I try to write KSH script for processing a file consisting of name-value pairs, several of them on each line.
Format is:
NAME1 VALUE1,NAME2 VALUE2,NAME3 VALUE3, etc
Suppose I write:
read l IFS=',' set -A nvls $l echo '$nvls[2]'
This will give me second name-value pair, nice and easy. Now, suppose that the task is extended so that values could include commas. They should be escaped, like this:
NAME1 VALUE1,NAME2 VALUE2_1\,VALUE2_2,NAME3 VALUE3, etc
Obviously, my code no longer works, since ‘read’ strips all quoting and second element of array will be just ‘NAME2 VALUE2_1’.
I’m stuck with older ksh that does not have ‘read -A array’. I tried various tricks with ‘read -r’ and ‘eval set -A ….’, to no avail. I can’t use ‘read nvl1 nvl2 nvl3’ to do unescaping and splitting inside read, since I dont know beforehand how many name-value pairs are in each line.
Does anyone have a useful trick up their sleeve for me?

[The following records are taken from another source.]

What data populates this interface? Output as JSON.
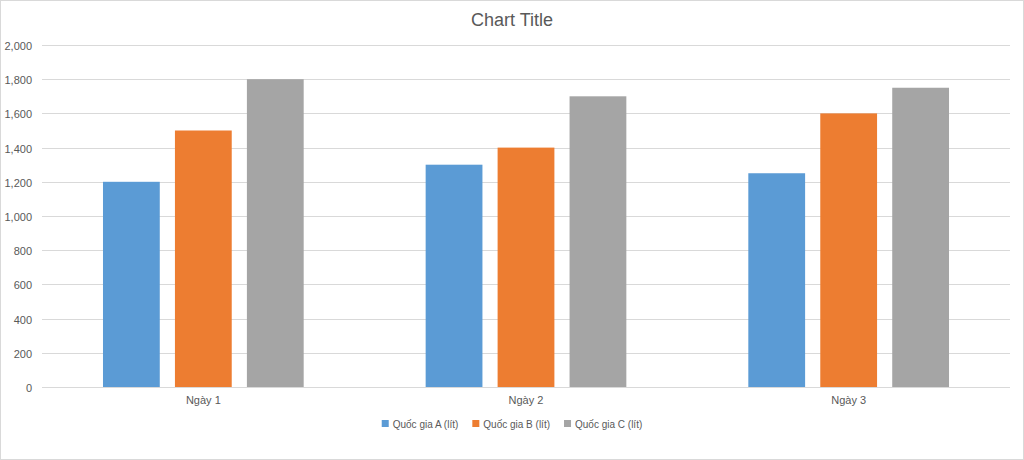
{
  "chart_data": {
    "type": "bar",
    "title": "Chart Title",
    "categories": [
      "Ngày 1",
      "Ngày 2",
      "Ngày 3"
    ],
    "series": [
      {
        "name": "Quốc gia A (lít)",
        "color": "#5b9bd5",
        "values": [
          1200,
          1300,
          1250
        ]
      },
      {
        "name": "Quốc gia B (lít)",
        "color": "#ed7d31",
        "values": [
          1500,
          1400,
          1600
        ]
      },
      {
        "name": "Quốc gia C (lít)",
        "color": "#a5a5a5",
        "values": [
          1800,
          1700,
          1750
        ]
      }
    ],
    "ylim": [
      0,
      2000
    ],
    "yticks": [
      0,
      200,
      400,
      600,
      800,
      {
        "value": 1000,
        "label": "1,000"
      },
      {
        "value": 1200,
        "label": "1,200"
      },
      {
        "value": 1400,
        "label": "1,400"
      },
      {
        "value": 1600,
        "label": "1,600"
      },
      {
        "value": 1800,
        "label": "1,800"
      },
      {
        "value": 2000,
        "label": "2,000"
      }
    ],
    "grid": true,
    "legend": "bottom"
  }
}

PS I know that I have do this in a nick of time in Perl, Python, even in awk. However, I have to do it in ksh (… or die trying 😉
You can also change the
\,pattern to something else that is known not to appear in any of your strings, and then change it back after you’ve split the input into an array. You can use the ksh builtin pattern-substitution syntax to do this, you don’t need to use sed or awk or anything.